Dia menegaskan, hal yang paling utama dan menjadi semangat nasional seharusnya adalah asas kedaulatan rakyat.
“Bagaimana agar tidak ada lagi suara sah pemilih yang hangus karena PT. Inilah mengapa disampaikan opsi koalisi parpol sebelum pemilu,” katanya.
Musyawarah yang dihadiri Sekjen Partai Berkarya, Priyo Budi Santoso; Sekjen Partai Bulan Bintang, Alfriansyah Ferry Noor; Sekjen Garuda, Abdullah Mansuri; Sekjen Hanura, Gede Pasek Suardika; Ketua Biro Hukum PSI, Rian Ernest yang mewakili Sekjen; dan Sekjen PKPI, Verry Surya Hendrawan, ini menyambut baik usulan Yusril.

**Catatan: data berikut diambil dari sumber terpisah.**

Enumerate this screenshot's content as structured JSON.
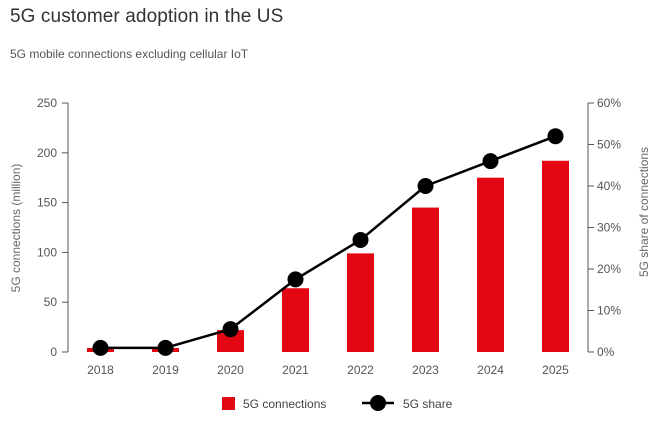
{
  "header": {
    "title": "5G customer adoption in the US",
    "subtitle": "5G mobile connections excluding cellular IoT"
  },
  "colors": {
    "bar": "#e30613",
    "line": "#000000",
    "axis": "#555555"
  },
  "chart_data": {
    "type": "bar",
    "categories": [
      "2018",
      "2019",
      "2020",
      "2021",
      "2022",
      "2023",
      "2024",
      "2025"
    ],
    "series": [
      {
        "name": "5G connections",
        "type": "bar",
        "axis": "left",
        "values": [
          4,
          4,
          22,
          64,
          99,
          145,
          175,
          192
        ]
      },
      {
        "name": "5G share",
        "type": "line",
        "axis": "right",
        "values": [
          1,
          1,
          5.5,
          17.5,
          27,
          40,
          46,
          52
        ]
      }
    ],
    "ylabel": "5G connections (million)",
    "ylim": [
      0,
      250
    ],
    "yticks": [
      "0",
      "50",
      "100",
      "150",
      "200",
      "250"
    ],
    "y2label": "5G share of connections",
    "y2lim": [
      0,
      60
    ],
    "y2ticks": [
      "0%",
      "10%",
      "20%",
      "30%",
      "40%",
      "50%",
      "60%"
    ],
    "grid": false,
    "legend": "bottom-center"
  }
}
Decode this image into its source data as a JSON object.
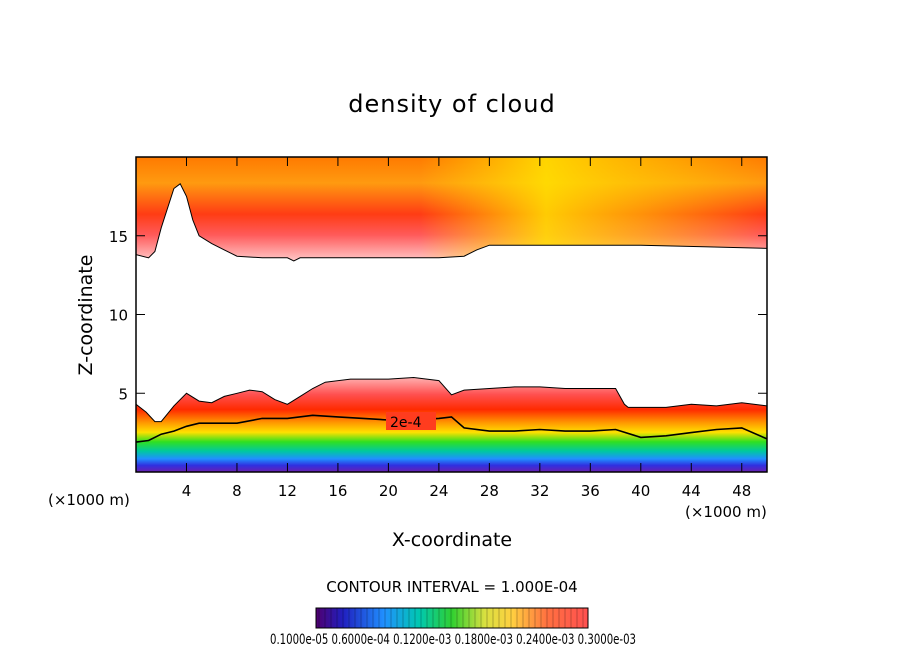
{
  "chart_data": {
    "type": "heatmap",
    "title": "density of cloud",
    "xlabel": "X-coordinate",
    "ylabel": "Z-coordinate",
    "x_unit": "(×1000 m)",
    "x_unit_right": "(×1000 m)",
    "xlim": [
      0,
      50
    ],
    "ylim": [
      0,
      20
    ],
    "x_ticks": [
      "4",
      "8",
      "12",
      "16",
      "20",
      "24",
      "28",
      "32",
      "36",
      "40",
      "44",
      "48"
    ],
    "x_tick_values": [
      4,
      8,
      12,
      16,
      20,
      24,
      28,
      32,
      36,
      40,
      44,
      48
    ],
    "y_ticks": [
      "5",
      "10",
      "15"
    ],
    "y_tick_values": [
      5,
      10,
      15
    ],
    "contour_label": "2e-4",
    "contour_interval_text": "CONTOUR INTERVAL = 1.000E-04",
    "colorbar_labels_text": "0.1000e-05  0.6000e-04  0.1200e-03  0.1800e-03  0.2400e-03  0.3000e-03",
    "colorbar_range": [
      1e-06,
      0.0003
    ],
    "upper_layer": {
      "bottom_z": [
        [
          0,
          13.8
        ],
        [
          1,
          13.6
        ],
        [
          1.5,
          14
        ],
        [
          2,
          15.5
        ],
        [
          3,
          18
        ],
        [
          3.5,
          18.3
        ],
        [
          4,
          17.5
        ],
        [
          4.5,
          16
        ],
        [
          5,
          15
        ],
        [
          6,
          14.5
        ],
        [
          7,
          14.1
        ],
        [
          8,
          13.7
        ],
        [
          10,
          13.6
        ],
        [
          12,
          13.6
        ],
        [
          12.5,
          13.4
        ],
        [
          13,
          13.6
        ],
        [
          16,
          13.6
        ],
        [
          20,
          13.6
        ],
        [
          24,
          13.6
        ],
        [
          26,
          13.7
        ],
        [
          27,
          14.1
        ],
        [
          28,
          14.4
        ],
        [
          30,
          14.4
        ],
        [
          35,
          14.4
        ],
        [
          40,
          14.4
        ],
        [
          45,
          14.3
        ],
        [
          50,
          14.2
        ]
      ],
      "peak_value": 0.0003
    },
    "lower_layer": {
      "top_z": [
        [
          0,
          4.3
        ],
        [
          0.8,
          3.8
        ],
        [
          1.5,
          3.2
        ],
        [
          2,
          3.2
        ],
        [
          3,
          4.2
        ],
        [
          4,
          5
        ],
        [
          5,
          4.5
        ],
        [
          6,
          4.4
        ],
        [
          7,
          4.8
        ],
        [
          8,
          5
        ],
        [
          9,
          5.2
        ],
        [
          10,
          5.1
        ],
        [
          11,
          4.6
        ],
        [
          12,
          4.3
        ],
        [
          13,
          4.8
        ],
        [
          14,
          5.3
        ],
        [
          15,
          5.7
        ],
        [
          17,
          5.9
        ],
        [
          20,
          5.9
        ],
        [
          22,
          6
        ],
        [
          24,
          5.8
        ],
        [
          25,
          4.9
        ],
        [
          26,
          5.2
        ],
        [
          28,
          5.3
        ],
        [
          30,
          5.4
        ],
        [
          32,
          5.4
        ],
        [
          34,
          5.3
        ],
        [
          36,
          5.3
        ],
        [
          38,
          5.3
        ],
        [
          38.7,
          4.3
        ],
        [
          39,
          4.1
        ],
        [
          40,
          4.1
        ],
        [
          42,
          4.1
        ],
        [
          44,
          4.3
        ],
        [
          46,
          4.2
        ],
        [
          48,
          4.4
        ],
        [
          50,
          4.2
        ]
      ],
      "contour_2e4_z": [
        [
          0,
          1.9
        ],
        [
          1,
          2
        ],
        [
          2,
          2.4
        ],
        [
          3,
          2.6
        ],
        [
          4,
          2.9
        ],
        [
          5,
          3.1
        ],
        [
          6,
          3.1
        ],
        [
          8,
          3.1
        ],
        [
          10,
          3.4
        ],
        [
          12,
          3.4
        ],
        [
          14,
          3.6
        ],
        [
          16,
          3.5
        ],
        [
          18,
          3.4
        ],
        [
          20,
          3.3
        ],
        [
          22,
          3.3
        ],
        [
          24,
          3.4
        ],
        [
          25,
          3.5
        ],
        [
          26,
          2.8
        ],
        [
          28,
          2.6
        ],
        [
          30,
          2.6
        ],
        [
          32,
          2.7
        ],
        [
          34,
          2.6
        ],
        [
          36,
          2.6
        ],
        [
          38,
          2.7
        ],
        [
          40,
          2.2
        ],
        [
          42,
          2.3
        ],
        [
          44,
          2.5
        ],
        [
          46,
          2.7
        ],
        [
          48,
          2.8
        ],
        [
          50,
          2.1
        ]
      ],
      "peak_value": 0.0003
    }
  }
}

Baca Juga : Puluhan Juta Suara Pemilih Hangus Bila RUU Pemilu Nekat Diketok DPR
“Kami sepakat untuk menjadikan opsi dari Prof Yusril ini menjadi salah satu pokok perjuangan bersama. Tentu saja kerja-kerja politik, penggalangan dukungan dari berbagai elemen bangsa akan terus dilaksanakan oleh seluruh infrastruktur dari gabungan 7 Parpol Pro Demokrasi di seluruh pelosok Negeri,” ucap Priyo Budi Santoso.
“Kami berjuang untuk menyelamatkan demokrasi di Indonesia dari upaya cengkeraman para oligarki kekuasaaan,” tuturnya yang diamini 6 sekjen parpol lainnya.